I REFER to the opinion article titled “New farmers require subsidies from government” by John Robertson (Independent, December 8).
I congratulate Robertson for his extremely well-researched document that gave an accurate
reality check to what is obviously a very poorly constructed lease document.
It is clear that anyone with sound, rational business sense would never enter into such a risky venture. No responsible bank would lend finance unless security was available in other off-farm assets.
Security taken over machinery attracts a much higher interest rate than the rates offered on freehold land.
To borrow money at these higher interest rates is often uneconomic in crop or livestock farming.
It is a well-known fact that large sums of money are required to operate an economically sustainable farm unit.
Not in a thousand years will this lease document have the security to attract the borrowings necessary to efficiently run a good farming operation.
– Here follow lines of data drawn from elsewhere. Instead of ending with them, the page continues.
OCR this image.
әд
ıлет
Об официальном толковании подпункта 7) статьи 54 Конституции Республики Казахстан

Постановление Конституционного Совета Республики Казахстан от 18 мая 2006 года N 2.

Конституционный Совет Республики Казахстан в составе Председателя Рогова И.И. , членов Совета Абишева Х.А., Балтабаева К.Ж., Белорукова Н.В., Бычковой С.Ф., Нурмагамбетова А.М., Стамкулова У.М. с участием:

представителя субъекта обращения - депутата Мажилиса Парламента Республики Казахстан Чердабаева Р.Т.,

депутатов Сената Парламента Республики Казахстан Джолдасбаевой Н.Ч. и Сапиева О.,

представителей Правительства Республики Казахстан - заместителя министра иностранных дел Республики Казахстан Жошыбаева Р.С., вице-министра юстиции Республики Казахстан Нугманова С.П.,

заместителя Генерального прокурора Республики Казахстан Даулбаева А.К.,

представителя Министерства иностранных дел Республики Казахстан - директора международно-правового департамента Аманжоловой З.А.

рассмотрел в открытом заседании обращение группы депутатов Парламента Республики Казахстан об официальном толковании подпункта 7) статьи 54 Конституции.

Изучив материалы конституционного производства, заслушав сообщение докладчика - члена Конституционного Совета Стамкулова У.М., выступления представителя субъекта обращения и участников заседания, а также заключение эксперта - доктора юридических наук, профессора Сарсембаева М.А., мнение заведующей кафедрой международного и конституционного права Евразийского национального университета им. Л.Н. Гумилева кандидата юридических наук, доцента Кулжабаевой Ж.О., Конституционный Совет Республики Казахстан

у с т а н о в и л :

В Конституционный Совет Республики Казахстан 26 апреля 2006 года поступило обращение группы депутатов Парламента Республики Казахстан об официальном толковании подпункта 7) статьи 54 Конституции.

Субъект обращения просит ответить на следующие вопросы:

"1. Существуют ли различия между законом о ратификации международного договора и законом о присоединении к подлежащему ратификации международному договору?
In fact, this document will only attract those with bad judgement or more money than sense.
In addition to what Robertson says, any potential lessee must realise that the document is not worth the paper it is written on.
The “certificate of no interest” issued by this same regime comes to mind. A substantial proportion of farms in Zimbabwe changed hands after Independence.
Firstly, the vendors had to offer the farm to the government. If the government did not want the farm, they issued this “no-interest” certificate and the owner was free to sell his/her farm to anyone in the market place.
Holders of this certificate soon found out the hard way once the government- sponsored land invasions began. The “certificate of no interest” was not worth the paper it was written on.
So, no matter what the terms of the lease are, this regime never honours any agreement. For those who take up the 99-year lease, don’t say you were never warned.